La Croix-Rouge française, quant à elle, fonde son action sur l’engagement de ses 60.000 bénévoles répartis au sein de plus de 1.050 implantations locales qui couvrent l’ensemble du territoire métropolitain et ultramarin. Elle est aussi une plateforme d’innovation sociale et un acteur de l’économie sociale et solidaire de services à but non lucratif qui repose sur des missions historiques dans les secteurs de la santé, de l’aide sociale et de la formation. À ce titre, la Croix-Rouge française gère 635 établissements et services sanitaires, sociaux et médico-sociaux, ainsi que 12 instituts régionaux de formation sanitaire et sociale. Elle emploie plus de 17 000 salariés qui mettent leur professionnalisme au service de tous et plus particulièrement des plus fragiles.
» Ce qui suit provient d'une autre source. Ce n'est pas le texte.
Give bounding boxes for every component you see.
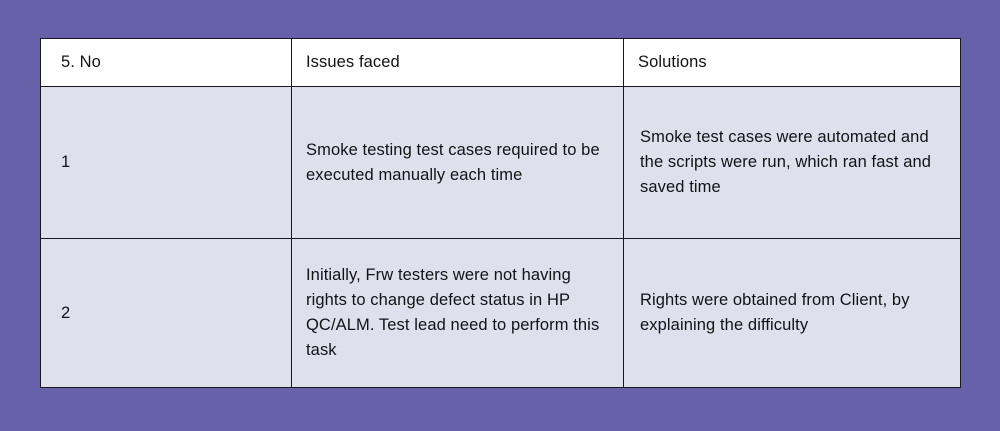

Chaque année, la Croix-Rouge française organise une grande quête. La prochaine aura lieu du 3 au 11 juin. Pendant cette semaine, les volontaires vont à la rencontre du public pour parler de leurs activités et collecter les dons nécessaires pour faire vivre leurs activités locales.
Henri Dunant a reçu le premier prix Nobel de la paix, en 1901, et le CICR l’a obtenu ensuite à trois reprises (1917, 1944 et 1963).